Também o exercício da autoridade deve ser medido pela palavra e pela obra de Jesus Cristo. E não pode ser de outra maneira, já que, se a origem da autoridade na Igreja é divina, também deveria ser “divina” o modo de exercê-la. Se toda autoridade provém de Cristo, deveria ser exercida à maneira como Cristo a exerceu, e isto vale tanto para aqueles que detém uma autoridade instituída como para aqueles que, devido às suas qualidades e carismas, exercem, de fato, autoridade de serviço nas comunidades cristãs.

 

Neste “como” se exerce e deve ser exercida a autoridade na Igreja está o desafio que as comunidades cristãs devem assumir. O Evangelho de hoje é claro quanto à maneira como se deve exercer a autoridade: a partir do serviço. Aquele que serve não domina, convertendo-se no centro, mas anima e integra o diferente. Aquele que serve, despoja-se de seus interesses privados e investe sua vida em benefício de todos.

 

Isto significa que todos aqueles que exercem a autoridade hão de voltar sempre ao manancial de onde brota o autêntico ser da Igreja, que é a palavra e a ação de Jesus.

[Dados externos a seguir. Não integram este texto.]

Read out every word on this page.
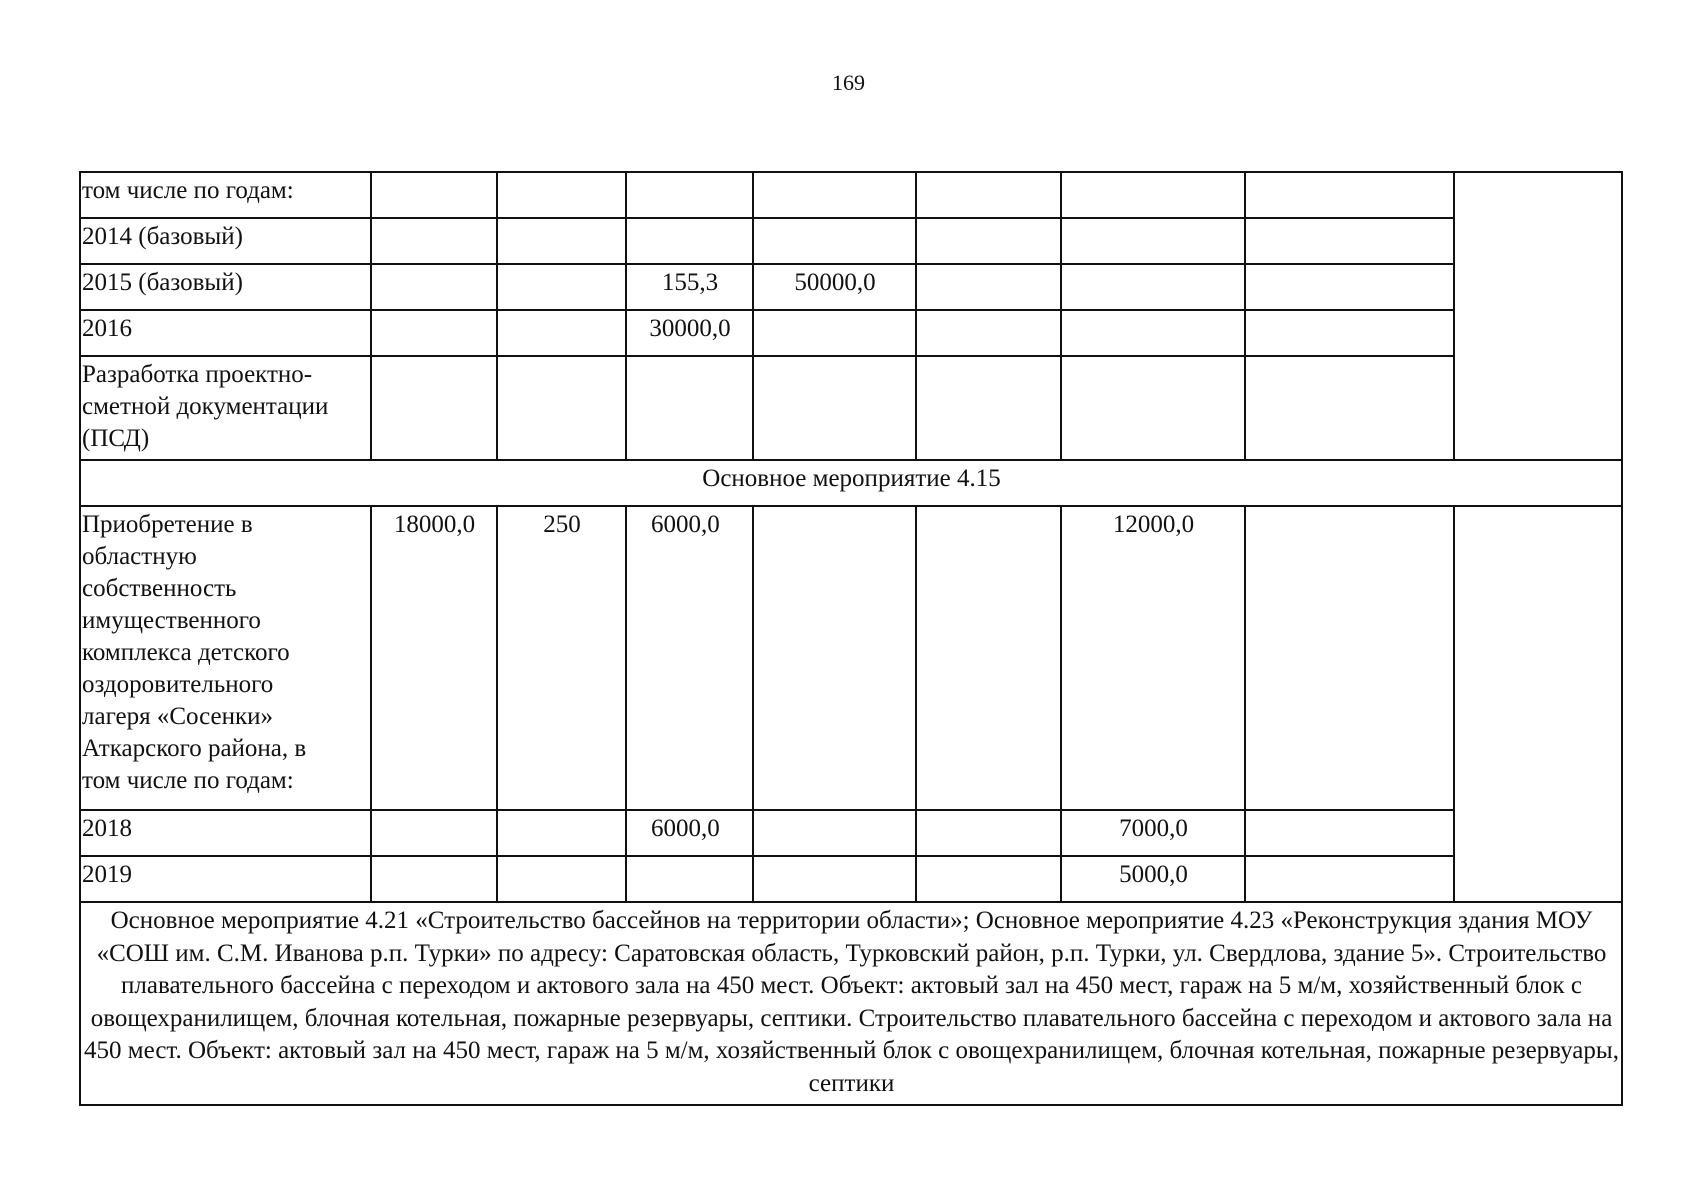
169
том числе по годам:								
2014 (базовый)								
2015 (базовый)			155,3	50000,0				
2016			30000,0					
Разработка проектно-сметной документации (ПСД)								
Основное мероприятие 4.15								
Приобретение в областную собственность имущественного комплекса детского оздоровительного лагеря «Сосенки» Аткарского района, в том числе по годам:	18000,0	250	6000,0			12000,0		
2018			6000,0			7000,0		
2019						5000,0		
Основное мероприятие 4.21 «Строительство бассейнов на территории области»; Основное мероприятие 4.23 «Реконструкция здания МОУ «СОШ им. С.М. Иванова р.п. Турки» по адресу: Саратовская область, Турковский район, р.п. Турки, ул. Свердлова, здание 5». Строительство плавательного бассейна с переходом и актового зала на 450 мест. Объект: актовый зал на 450 мест, гараж на 5 м/м, хозяйственный блок с овощехранилищем, блочная котельная, пожарные резервуары, септики. Строительство плавательного бассейна с переходом и актового зала на 450 мест. Объект: актовый зал на 450 мест, гараж на 5 м/м, хозяйственный блок с овощехранилищем, блочная котельная, пожарные резервуары, септики								
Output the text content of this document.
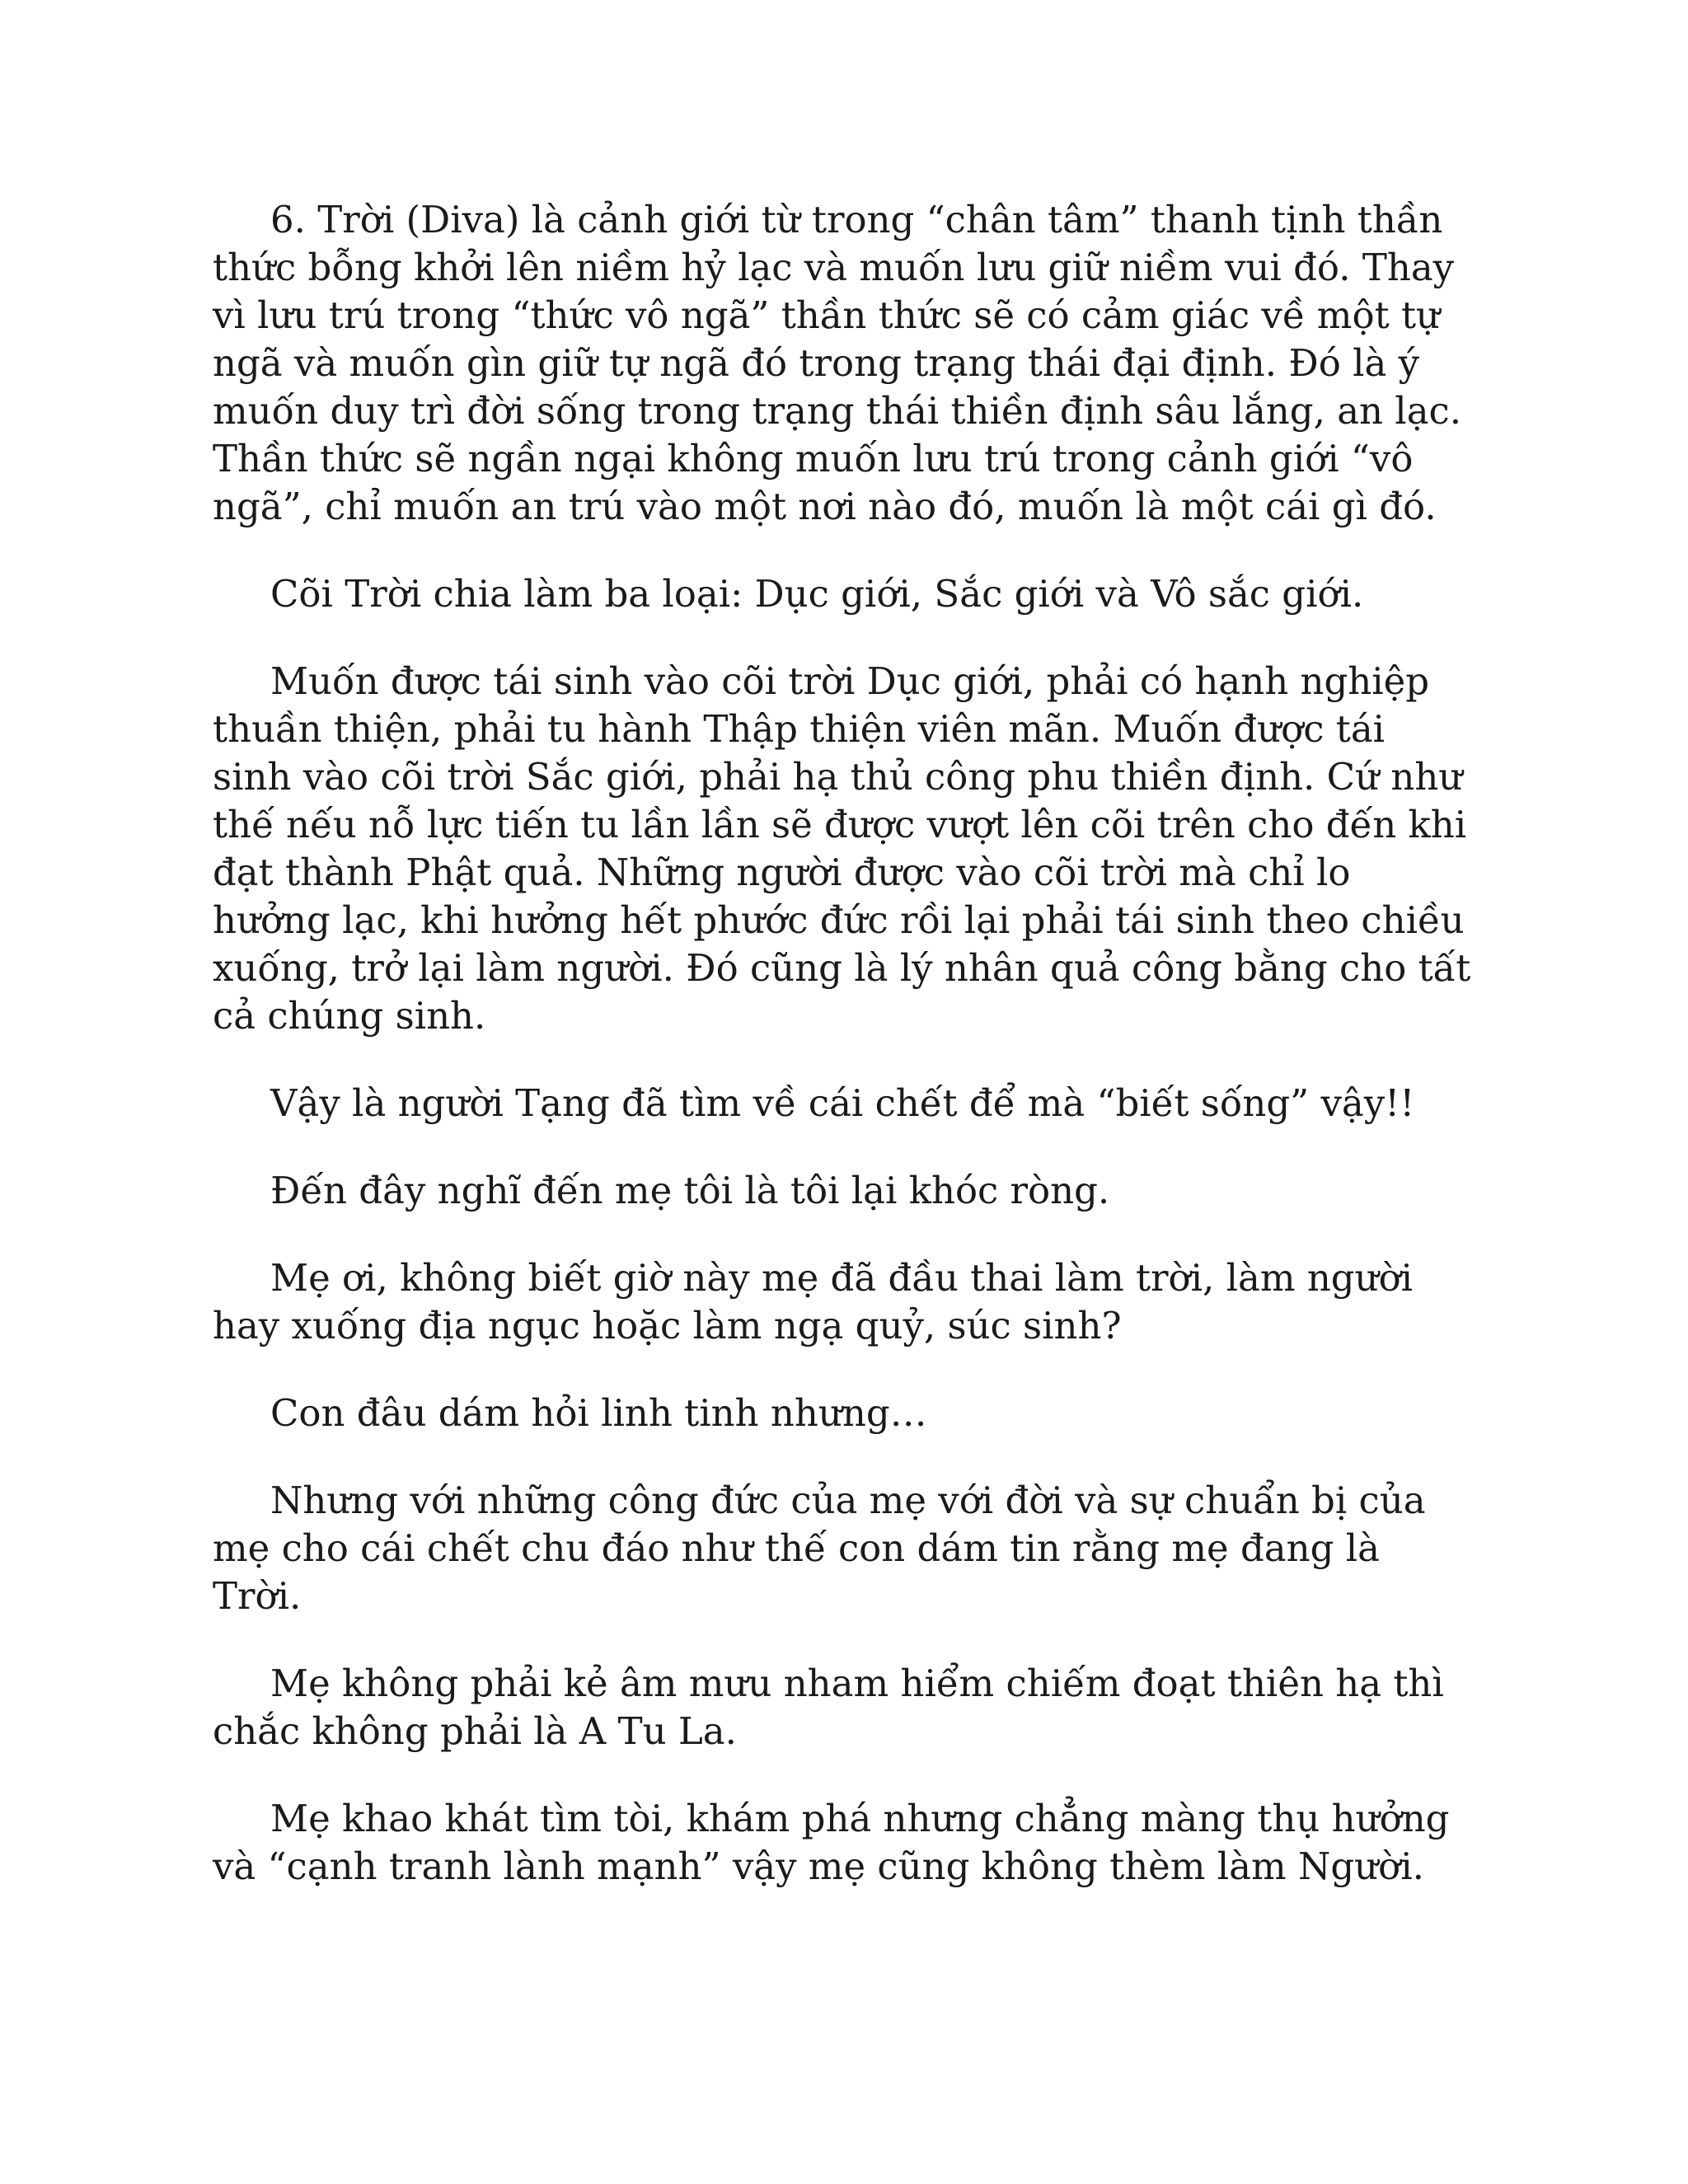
6. Trời (Diva) là cảnh giới từ trong “chân tâm” thanh tịnh thần thức bỗng khởi lên niềm hỷ lạc và muốn lưu giữ niềm vui đó. Thay vì lưu trú trong “thức vô ngã” thần thức sẽ có cảm giác về một tự ngã và muốn gìn giữ tự ngã đó trong trạng thái đại định. Đó là ý muốn duy trì đời sống trong trạng thái thiền định sâu lắng, an lạc. Thần thức sẽ ngần ngại không muốn lưu trú trong cảnh giới “vô ngã”, chỉ muốn an trú vào một nơi nào đó, muốn là một cái gì đó.

Cõi Trời chia làm ba loại: Dục giới, Sắc giới và Vô sắc giới.

Muốn được tái sinh vào cõi trời Dục giới, phải có hạnh nghiệp thuần thiện, phải tu hành Thập thiện viên mãn. Muốn được tái sinh vào cõi trời Sắc giới, phải hạ thủ công phu thiền định. Cứ như thế nếu nỗ lực tiến tu lần lần sẽ được vượt lên cõi trên cho đến khi đạt thành Phật quả. Những người được vào cõi trời mà chỉ lo hưởng lạc, khi hưởng hết phước đức rồi lại phải tái sinh theo chiều xuống, trở lại làm người. Đó cũng là lý nhân quả công bằng cho tất cả chúng sinh.

Vậy là người Tạng đã tìm về cái chết để mà “biết sống” vậy!!

Đến đây nghĩ đến mẹ tôi là tôi lại khóc ròng.

Mẹ ơi, không biết giờ này mẹ đã đầu thai làm trời, làm người hay xuống địa ngục hoặc làm ngạ quỷ, súc sinh?

Con đâu dám hỏi linh tinh nhưng…

Nhưng với những công đức của mẹ với đời và sự chuẩn bị của mẹ cho cái chết chu đáo như thế con dám tin rằng mẹ đang là Trời.

Mẹ không phải kẻ âm mưu nham hiểm chiếm đoạt thiên hạ thì chắc không phải là A Tu La.

Mẹ khao khát tìm tòi, khám phá nhưng chẳng màng thụ hưởng và “cạnh tranh lành mạnh” vậy mẹ cũng không thèm làm Người.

Não deve existir autoridade na Igreja que esteja por cima da ação do Espírito; ela não deve buscar outra coisa a não ser a vinculação de todos os membros da Igreja no amor e no serviço mútuo. Uma autoridade que se desvincula do “carisma de autoridade” do Espírito tende sempre a converter a instituição em um fim, esquecendo que só pode ser justificada na medida em que serve à obra do Espírito.

 

A autoridade deve ser exercida no marco da visão de Igreja que o Vaticano II nos deixou, ou seja, potenciar a comunhão. É urgente que o exercício da autoridade na Igreja vá assumindo os traços característicos de uma Igreja de comunhão, se queremos ser fiéis ao “modo de proceder” de Jesus.

 

Texto bíblico:  Mt. 16,13-19

 

Na oração: Muitos caminhos conduzem à própria interioridade. A oração é a chave de acesso; ela é esse silencioso exercício de deixar que Deus me habite para que eu possa abrir as portas do coração e janelas da mente àqueles com quem me encontro.

 

Onde o Deus de Jesus tem liberdade de atuar, ali desaparece todo resquício de poder que desumaniza.